Finally, keep the mapping matrix. Even after the migration, it becomes valuable documentation: it tells you where fields came from, what transforms were applied, and why the system looks the way it does. That’s useful when you onboard new editors, build automations, or run your next redesign.
Conclusion
A calm CMS migration is less about the perfect tool and more about making decisions explicit. Inventory what exists, define what you want, map fields with clear rules, and run the process in repeatable stages with measurable checks.
If you do those things, “migration” stops being a one-time fire drill and becomes a controlled data transformation you can reason about—and fix—without panic.
FAQ
Do we need to keep URLs exactly the same?
Not always, but you need a plan. If URLs change, implement redirects and verify a representative sample. Also consider internal links: even if redirects exist, updating key internal references reduces long-term maintenance.

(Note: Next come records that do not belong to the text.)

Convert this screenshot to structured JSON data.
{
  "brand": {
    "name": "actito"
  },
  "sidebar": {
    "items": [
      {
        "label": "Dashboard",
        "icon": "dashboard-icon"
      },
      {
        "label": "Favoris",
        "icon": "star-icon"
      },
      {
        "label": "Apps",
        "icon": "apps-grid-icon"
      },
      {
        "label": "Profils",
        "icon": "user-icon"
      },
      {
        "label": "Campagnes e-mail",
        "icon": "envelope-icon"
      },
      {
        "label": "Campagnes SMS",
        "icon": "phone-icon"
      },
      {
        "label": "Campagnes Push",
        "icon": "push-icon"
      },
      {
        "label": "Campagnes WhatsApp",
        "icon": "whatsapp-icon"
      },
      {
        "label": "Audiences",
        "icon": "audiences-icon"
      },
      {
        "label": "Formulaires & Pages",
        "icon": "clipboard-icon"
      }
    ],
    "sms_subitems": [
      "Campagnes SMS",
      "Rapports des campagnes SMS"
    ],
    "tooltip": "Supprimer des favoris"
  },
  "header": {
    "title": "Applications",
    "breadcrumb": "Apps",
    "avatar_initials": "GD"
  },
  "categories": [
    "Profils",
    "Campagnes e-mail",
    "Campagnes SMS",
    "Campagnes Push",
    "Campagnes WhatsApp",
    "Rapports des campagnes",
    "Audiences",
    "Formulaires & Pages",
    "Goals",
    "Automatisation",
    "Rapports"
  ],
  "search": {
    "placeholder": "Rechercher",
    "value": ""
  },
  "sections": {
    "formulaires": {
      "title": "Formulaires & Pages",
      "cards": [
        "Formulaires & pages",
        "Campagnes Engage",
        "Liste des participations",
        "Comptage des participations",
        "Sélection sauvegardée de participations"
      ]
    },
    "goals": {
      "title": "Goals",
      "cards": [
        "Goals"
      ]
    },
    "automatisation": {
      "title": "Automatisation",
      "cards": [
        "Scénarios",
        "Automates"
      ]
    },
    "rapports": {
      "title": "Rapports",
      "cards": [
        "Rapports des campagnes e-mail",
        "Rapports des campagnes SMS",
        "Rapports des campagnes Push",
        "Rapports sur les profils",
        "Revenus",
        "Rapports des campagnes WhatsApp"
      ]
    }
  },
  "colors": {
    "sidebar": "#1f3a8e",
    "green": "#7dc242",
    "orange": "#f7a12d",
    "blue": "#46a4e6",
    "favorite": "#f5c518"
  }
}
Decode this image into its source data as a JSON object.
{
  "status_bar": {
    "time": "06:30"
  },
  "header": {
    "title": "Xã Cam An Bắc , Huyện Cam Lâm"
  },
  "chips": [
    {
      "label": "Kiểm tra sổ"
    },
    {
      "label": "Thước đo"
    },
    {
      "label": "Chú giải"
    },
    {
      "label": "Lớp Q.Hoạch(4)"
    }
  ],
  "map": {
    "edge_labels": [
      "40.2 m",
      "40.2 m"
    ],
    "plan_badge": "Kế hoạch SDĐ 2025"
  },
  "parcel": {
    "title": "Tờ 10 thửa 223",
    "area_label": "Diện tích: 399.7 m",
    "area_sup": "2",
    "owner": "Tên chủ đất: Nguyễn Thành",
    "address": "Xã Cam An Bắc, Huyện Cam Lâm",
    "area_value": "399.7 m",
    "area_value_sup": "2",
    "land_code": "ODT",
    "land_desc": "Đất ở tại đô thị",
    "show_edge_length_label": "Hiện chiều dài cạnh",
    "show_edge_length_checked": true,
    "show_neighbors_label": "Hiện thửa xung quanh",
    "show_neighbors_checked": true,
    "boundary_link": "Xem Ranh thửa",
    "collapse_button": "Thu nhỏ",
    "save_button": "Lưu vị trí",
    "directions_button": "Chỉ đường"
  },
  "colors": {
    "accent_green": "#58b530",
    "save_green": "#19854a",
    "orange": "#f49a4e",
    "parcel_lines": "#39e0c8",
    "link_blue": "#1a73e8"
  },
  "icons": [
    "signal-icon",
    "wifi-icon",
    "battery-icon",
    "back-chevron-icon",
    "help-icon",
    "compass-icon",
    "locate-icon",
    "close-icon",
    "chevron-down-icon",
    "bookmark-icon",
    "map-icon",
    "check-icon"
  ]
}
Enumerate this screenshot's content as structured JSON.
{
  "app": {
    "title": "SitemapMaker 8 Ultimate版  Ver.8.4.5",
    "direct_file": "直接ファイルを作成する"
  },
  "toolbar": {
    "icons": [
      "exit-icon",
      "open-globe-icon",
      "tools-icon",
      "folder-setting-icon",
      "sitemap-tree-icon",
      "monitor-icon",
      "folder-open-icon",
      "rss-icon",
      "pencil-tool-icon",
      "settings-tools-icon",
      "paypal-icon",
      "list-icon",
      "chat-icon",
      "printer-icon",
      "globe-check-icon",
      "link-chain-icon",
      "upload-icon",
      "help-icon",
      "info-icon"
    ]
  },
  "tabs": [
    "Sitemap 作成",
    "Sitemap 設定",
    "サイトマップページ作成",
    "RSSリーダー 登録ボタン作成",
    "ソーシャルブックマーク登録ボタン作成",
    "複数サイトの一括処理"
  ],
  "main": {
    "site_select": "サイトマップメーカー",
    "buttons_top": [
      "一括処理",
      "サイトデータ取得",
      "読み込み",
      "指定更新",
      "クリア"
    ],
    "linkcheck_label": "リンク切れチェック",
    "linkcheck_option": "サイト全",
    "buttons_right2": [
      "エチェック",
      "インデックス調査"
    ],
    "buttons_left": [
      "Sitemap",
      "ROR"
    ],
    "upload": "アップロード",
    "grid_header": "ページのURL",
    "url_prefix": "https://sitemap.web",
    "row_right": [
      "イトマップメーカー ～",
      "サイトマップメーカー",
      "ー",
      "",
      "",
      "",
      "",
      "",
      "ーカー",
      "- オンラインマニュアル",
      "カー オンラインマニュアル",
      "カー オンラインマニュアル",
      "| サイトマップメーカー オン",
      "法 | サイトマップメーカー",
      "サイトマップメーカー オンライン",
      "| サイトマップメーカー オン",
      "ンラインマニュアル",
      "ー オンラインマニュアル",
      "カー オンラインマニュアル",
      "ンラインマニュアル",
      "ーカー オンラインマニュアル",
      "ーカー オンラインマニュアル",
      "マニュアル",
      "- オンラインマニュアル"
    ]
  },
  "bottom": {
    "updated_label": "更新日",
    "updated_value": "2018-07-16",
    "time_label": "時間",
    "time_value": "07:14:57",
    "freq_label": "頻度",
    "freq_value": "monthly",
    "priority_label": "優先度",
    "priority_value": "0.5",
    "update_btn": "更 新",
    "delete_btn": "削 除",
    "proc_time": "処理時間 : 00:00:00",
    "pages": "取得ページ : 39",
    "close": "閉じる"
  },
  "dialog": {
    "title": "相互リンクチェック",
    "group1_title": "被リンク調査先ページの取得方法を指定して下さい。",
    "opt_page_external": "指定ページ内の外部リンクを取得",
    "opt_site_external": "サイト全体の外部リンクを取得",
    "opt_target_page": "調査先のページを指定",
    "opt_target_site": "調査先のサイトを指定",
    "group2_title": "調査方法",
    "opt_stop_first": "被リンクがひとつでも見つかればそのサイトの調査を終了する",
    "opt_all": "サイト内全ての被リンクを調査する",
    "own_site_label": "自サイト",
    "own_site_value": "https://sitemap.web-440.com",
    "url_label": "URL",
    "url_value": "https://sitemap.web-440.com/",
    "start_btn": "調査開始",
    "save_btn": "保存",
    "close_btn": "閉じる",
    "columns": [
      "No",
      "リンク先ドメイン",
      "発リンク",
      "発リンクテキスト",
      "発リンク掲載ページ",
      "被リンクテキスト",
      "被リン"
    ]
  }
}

Should we migrate old drafts and unused content?
Usually no. Drafts and abandoned pages add scope and increase edge cases. If you need them for record-keeping, migrate them into an “Archived” state or a separate space that doesn’t affect navigation or search defaults.
How do we handle rich text differences between CMS platforms?
Assume you’ll need a transformation layer. Decide what you’re preserving (headings, lists, links) and what you’re simplifying. Test a “worst case” set of content early, because formatting issues often look small but take time to correct at scale.
What’s the smallest team setup that can still do this well?
You can do a solid migration with one engineering owner, one content/ops owner, and one decision-maker for tradeoffs. The key is shared artifacts (inventory + canonical model + mapping matrix) so decisions don’t live only in someone’s head.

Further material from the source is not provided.